Die Gründe hierfür legt Netflix natürlich auch dar – verhält sich hierbei jedoch ungewohnt und angenehm neutral. Diese Dokureihe ist keine Meinungsmache im Stile von Making a Murderer . Die Macher sind Beobachter, keine Richter.

Und so gehen wir als Zuschauer erneut den Weg, den die Öffentlichkeit vor mittlerweile zwölf Jahren ebenso gegangen ist. Es beginnt mit der Frage, welche Eltern ihre Kinder im Urlaub abends unbeaufsichtigt im Hotel zurücklassen, um in Ruhe mit Freunden Abendessen zu gehen. Dass das Restaurant in Sichtweite des Zimmers liegt und alle 30 Minuten ein Erwachsener den Tisch verlässt, um nach den Kindern zu sehen – das alles ist irrelevant. Mit der Veröffentlichung dieser einen, ersten Tatsache beginnen bereits Menschen an dem Verantwortungsbewusstsein der McCanns zu zweifeln.

Und so skizziert die Dokumentation den Weg von der ersten Skepsis bezüglich der Aussagen der McCanns, weil diese sich teilweise widersprechen, bis zum scheinbar konkreten Verdacht gegen die Eltern: Blut- und Leichenspürhunde schlagen im Appartement ebenso wie im Mietwagen der McCanns an.
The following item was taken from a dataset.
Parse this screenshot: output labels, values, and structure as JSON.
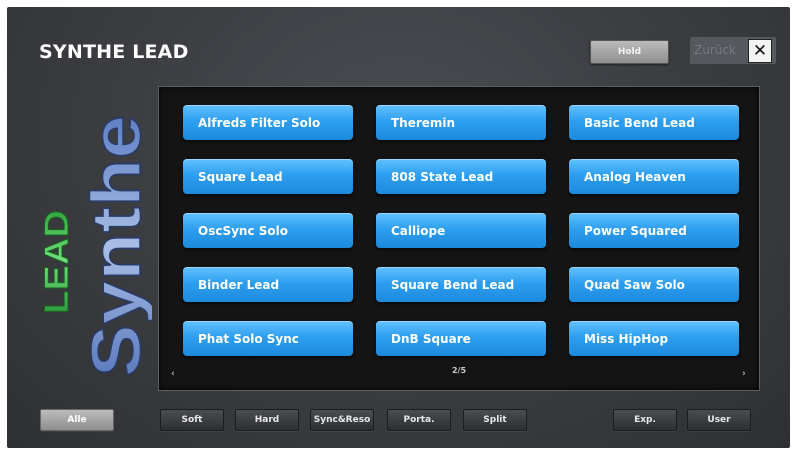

Liest man Rezensionen über die Dokumentation, so wird häufig genau dieser Moment als ausschlaggebend für die Meinung, die Eltern wären schuldig, angegeben. Und ich muss gestehen, dass auch ich in diesem Moment davon überzeugt war. Aus einem ganz einfachen Grund: Hunde sind neutral. Sie wollen niemanden schützen oder verurteilen. Sie machen in diesem Moment einfach nur ihren Job, sie schnüffeln nach Leichengeruch. So weit, so eindeutig also, oder? Nein, eben nicht. Und das bestätigt sogar der Hundeführer. Denn das alleinige Riechen von Leichengeruch knüpft noch lange keine Verbindung zu Madeleine und macht die Eltern dementsprechend nicht sofort zu Tätern. Hunde, die in diesen Gebieten ausgebildet sind, können Spuren jahrzehntelang riechen. Vielleicht ist in dem Hotelzimmer mal jemand gestorben, wer weiß. Zur Entkräftigung des Verdachtes gegen die Eltern kommt außerdem die Tatsache hinzu, dass die Eltern das Mietauto erst drei Wochen nach dem Verschwinden ihrer Tochter gemietet haben. Dass der Leichengeruch zu diesem Zeitpunkt also noch von ihnen und ihrer Kleidung ausgeht, ist mehr als unwahrscheinlich.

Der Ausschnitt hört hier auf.